If there is a negative difference then the buyer will pay the seller and therefore if you are the buyer in CFDS trading, you are speculating on a loss which will in turn reward you with a profit further down the line.
This therefore allows you to speculate on financial areas such as shares but you don’t have to own a certificate. Another benefit is that the contract is settled at a definite date and there is no need to sit on shares while deciding when you need to sell them on.
The comparison with spread betting is largely found in the financial benefits that lie with CFDS trading and unlike share capital, there is no capital gains tax to pay on any money that you gain through these transactions. However, unlike spread betting, a contract for difference allows you to book losses against any future capital gains tax and this is one of the reasons why many of those who gamble on the markets will turn to CFDS.
Another main difference between the two practices lies in the currencies involved. If, for example, you were using financial spread betting to speculate on the Japanese stock market then the transaction would typically be carried out in pounds sterling, US dollars or Euros depending on the location of your bookmaker or trader.
However, if you were trading on a CFD where the asset originates from Japan or anywhere else in the world, the contract would typically be signed in the local currency.
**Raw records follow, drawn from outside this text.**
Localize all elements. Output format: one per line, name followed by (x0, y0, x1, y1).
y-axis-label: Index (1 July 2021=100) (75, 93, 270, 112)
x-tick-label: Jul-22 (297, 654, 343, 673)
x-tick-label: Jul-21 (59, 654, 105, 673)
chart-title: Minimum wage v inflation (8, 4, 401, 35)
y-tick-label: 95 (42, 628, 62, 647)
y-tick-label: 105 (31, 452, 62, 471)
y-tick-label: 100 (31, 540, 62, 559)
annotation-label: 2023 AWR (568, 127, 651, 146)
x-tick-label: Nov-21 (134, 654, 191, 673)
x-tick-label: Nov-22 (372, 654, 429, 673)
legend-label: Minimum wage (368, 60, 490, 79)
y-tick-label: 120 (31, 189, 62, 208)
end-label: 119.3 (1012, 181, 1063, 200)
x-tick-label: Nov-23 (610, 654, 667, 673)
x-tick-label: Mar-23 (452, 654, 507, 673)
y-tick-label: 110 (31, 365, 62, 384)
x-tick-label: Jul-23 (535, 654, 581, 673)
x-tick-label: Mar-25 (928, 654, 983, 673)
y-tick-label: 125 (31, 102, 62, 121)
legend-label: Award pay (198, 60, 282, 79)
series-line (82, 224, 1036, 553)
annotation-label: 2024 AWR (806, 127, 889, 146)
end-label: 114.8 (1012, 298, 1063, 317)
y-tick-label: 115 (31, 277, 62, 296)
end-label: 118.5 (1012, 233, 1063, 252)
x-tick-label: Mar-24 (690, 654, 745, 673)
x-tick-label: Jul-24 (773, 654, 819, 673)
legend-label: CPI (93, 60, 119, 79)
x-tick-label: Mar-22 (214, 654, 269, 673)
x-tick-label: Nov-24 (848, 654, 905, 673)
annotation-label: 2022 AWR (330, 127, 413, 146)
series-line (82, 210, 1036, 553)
These slight differences are worth bearing in mind but the main message for anyone looking to get into financial spread betting or CFDS trading is to do your homework before parting with any money. If you already work in the financial sector then you will doubtless have an advantage over others but if this doesn’t apply to you there are ways in which you can carry out some research.
Search for as much material online as you possibly can and make sure you fully understand how CFDS work before you begin. Maybe you could even carry out some ‘dummy’ bets before entering the market for real.
CFDS trading can be extremely lucrative but on occasions your exposure can be high. To reduce risk, absorb all the information you can and while there are no guarantees, it is perfectly possible to turn this form of trading into a lucrative side line.